A question that is often asked in business is, "What is the difference between managers and leaders?" It's an important question because the role of the manager as an agent of change has never been more important to business performance and a company's ability to adapt.
Following are five factors that foster manager-leaders:
The company rewards leadership. Many companies reward achieving targets over teamwork or decreasing costs over customer satisfaction or employee engagement — goals that adhere to the conventional meaning of a manager's role: to control performance, direct staff, find the resources, and deliver results.
In these companies, the workplace doesn't reward leadership. It rewards conformity and, as a result, creates highly stressed managers and passive employees who wait to be told what to do.

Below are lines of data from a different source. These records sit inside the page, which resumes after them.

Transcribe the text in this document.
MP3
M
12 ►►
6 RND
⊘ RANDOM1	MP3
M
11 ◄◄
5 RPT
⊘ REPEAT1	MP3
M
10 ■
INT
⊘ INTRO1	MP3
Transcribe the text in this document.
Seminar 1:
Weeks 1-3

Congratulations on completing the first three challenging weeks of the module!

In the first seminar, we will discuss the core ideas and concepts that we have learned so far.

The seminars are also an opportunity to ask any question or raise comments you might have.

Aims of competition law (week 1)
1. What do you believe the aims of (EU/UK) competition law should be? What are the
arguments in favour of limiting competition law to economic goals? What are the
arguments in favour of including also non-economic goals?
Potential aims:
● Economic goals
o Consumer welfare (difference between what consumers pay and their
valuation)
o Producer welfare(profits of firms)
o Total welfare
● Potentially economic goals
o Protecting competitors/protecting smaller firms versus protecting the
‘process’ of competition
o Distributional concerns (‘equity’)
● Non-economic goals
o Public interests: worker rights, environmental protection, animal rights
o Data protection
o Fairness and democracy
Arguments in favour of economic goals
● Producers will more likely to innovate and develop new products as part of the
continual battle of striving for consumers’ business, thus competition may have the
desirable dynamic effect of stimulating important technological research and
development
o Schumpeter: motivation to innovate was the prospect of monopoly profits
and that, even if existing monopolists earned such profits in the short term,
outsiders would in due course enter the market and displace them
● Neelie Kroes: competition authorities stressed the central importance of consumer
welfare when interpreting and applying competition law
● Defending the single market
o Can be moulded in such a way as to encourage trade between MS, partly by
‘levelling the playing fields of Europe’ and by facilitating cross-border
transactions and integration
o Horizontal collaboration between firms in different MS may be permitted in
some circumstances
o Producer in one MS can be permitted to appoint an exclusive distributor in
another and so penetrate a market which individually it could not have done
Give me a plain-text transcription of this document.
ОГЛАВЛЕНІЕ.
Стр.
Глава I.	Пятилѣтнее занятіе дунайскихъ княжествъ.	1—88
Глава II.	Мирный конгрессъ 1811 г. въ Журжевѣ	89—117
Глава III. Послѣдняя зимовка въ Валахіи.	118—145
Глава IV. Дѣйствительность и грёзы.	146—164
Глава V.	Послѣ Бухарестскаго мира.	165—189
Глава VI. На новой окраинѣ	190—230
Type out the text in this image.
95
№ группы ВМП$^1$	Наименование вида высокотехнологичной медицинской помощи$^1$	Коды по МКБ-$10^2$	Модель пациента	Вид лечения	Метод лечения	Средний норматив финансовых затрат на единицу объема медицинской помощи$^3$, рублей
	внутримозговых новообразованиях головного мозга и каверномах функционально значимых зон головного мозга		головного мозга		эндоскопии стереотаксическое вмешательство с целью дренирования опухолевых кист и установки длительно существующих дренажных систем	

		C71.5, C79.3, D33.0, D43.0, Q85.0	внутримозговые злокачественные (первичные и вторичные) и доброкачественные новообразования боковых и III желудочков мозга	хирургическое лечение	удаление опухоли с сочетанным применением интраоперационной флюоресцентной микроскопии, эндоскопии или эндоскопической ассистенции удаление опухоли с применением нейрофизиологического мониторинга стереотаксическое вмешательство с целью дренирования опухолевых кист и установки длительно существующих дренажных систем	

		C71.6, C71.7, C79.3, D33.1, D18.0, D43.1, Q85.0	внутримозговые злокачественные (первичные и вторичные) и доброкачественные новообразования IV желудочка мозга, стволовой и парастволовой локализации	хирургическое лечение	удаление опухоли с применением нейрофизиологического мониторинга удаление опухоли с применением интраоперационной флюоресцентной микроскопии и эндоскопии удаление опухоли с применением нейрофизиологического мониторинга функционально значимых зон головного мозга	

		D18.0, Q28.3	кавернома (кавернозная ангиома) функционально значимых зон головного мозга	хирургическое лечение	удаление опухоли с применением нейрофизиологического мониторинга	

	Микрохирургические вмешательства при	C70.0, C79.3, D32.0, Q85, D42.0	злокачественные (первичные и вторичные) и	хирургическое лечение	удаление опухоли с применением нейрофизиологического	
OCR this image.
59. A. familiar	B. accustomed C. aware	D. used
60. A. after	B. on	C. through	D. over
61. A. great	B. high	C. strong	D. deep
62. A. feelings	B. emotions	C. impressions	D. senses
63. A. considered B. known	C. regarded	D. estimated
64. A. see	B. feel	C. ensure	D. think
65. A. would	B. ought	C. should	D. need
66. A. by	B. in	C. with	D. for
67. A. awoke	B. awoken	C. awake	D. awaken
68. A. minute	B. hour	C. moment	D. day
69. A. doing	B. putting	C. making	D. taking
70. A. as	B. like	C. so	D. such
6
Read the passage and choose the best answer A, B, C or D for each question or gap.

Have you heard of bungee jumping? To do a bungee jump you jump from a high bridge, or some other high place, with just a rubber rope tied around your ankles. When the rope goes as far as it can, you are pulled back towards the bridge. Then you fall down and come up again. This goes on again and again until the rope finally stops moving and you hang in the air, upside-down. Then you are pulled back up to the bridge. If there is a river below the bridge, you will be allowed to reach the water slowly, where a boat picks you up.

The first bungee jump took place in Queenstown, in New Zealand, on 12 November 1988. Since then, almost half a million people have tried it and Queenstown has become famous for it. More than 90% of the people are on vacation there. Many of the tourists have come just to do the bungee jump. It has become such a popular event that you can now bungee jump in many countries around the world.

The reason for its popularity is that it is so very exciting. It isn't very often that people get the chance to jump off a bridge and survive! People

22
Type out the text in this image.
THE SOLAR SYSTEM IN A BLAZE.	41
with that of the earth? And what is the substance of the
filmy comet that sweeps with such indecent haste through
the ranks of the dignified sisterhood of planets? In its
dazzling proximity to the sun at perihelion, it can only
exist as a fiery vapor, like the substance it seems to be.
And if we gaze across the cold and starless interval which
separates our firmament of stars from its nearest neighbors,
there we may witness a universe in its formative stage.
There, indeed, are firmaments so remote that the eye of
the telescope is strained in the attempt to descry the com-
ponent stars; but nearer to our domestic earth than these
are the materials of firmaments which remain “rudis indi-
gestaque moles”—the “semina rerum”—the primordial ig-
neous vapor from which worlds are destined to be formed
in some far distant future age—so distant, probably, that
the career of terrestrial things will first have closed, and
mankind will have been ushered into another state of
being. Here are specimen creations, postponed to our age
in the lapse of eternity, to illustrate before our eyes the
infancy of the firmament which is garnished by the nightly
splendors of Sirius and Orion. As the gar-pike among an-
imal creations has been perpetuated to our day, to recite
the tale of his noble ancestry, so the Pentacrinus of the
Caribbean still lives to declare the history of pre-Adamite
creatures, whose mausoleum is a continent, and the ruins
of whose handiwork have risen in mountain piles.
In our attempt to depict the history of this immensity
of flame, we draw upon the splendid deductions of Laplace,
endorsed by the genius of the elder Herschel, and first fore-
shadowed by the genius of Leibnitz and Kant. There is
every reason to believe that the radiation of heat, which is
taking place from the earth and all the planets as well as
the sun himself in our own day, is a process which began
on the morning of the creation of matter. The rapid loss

In this kind of environment, some managers pass the panic and pressure to perform directly onto staff as a command. As a result, the primary focus is on self-preservation as the managers look out for themselves (who wouldn't?) and try to do the best for their staff, before the toll of the stress takes over. Naturally lousy managers advance because the rewards support poor leadership.
Managers are willing to break free from the status quo. You won't hear one say, "This is the way we've always done it!" as a reason to not listen to new ideas or to overlook new opportunities. Sticking to the status quo while the world — and workplaces — is changing is high risk.
Managers who believe that conforming to the norm is a viable management strategy have been successfully trained to be passive; they wait to be told, and leadership is out of reach.
Managers actively facilitate leadership development by giving control away. They actively give control away to staff by asking them for solutions and asking them to actively lead and find answers to problems that arise. In this environment, all staff see themselves as actively responsible and accountable for sustaining performance without needing to be told how to do.
Initiative is rewarded. Shared understanding of the goals is enough to ignite collaboration. The manager steps out of the way so that team members can use their expertise to advantage.
Managers ask questions long before reaching conclusions. As a result, employees don't expect the boss to have all the answers; instead they can participate in creating solutions.
Rather than feed their ego's need to feel important, managers reward employees for taking the initiative. Then, collectively, the team steps back to celebrate the results.
Managing change in business requires managers who lead and engage the leadership skills and creative contribution of their staff. As business realizes how creating great places to work positively impacts the bottom line, managers who act as leaders become important change agents.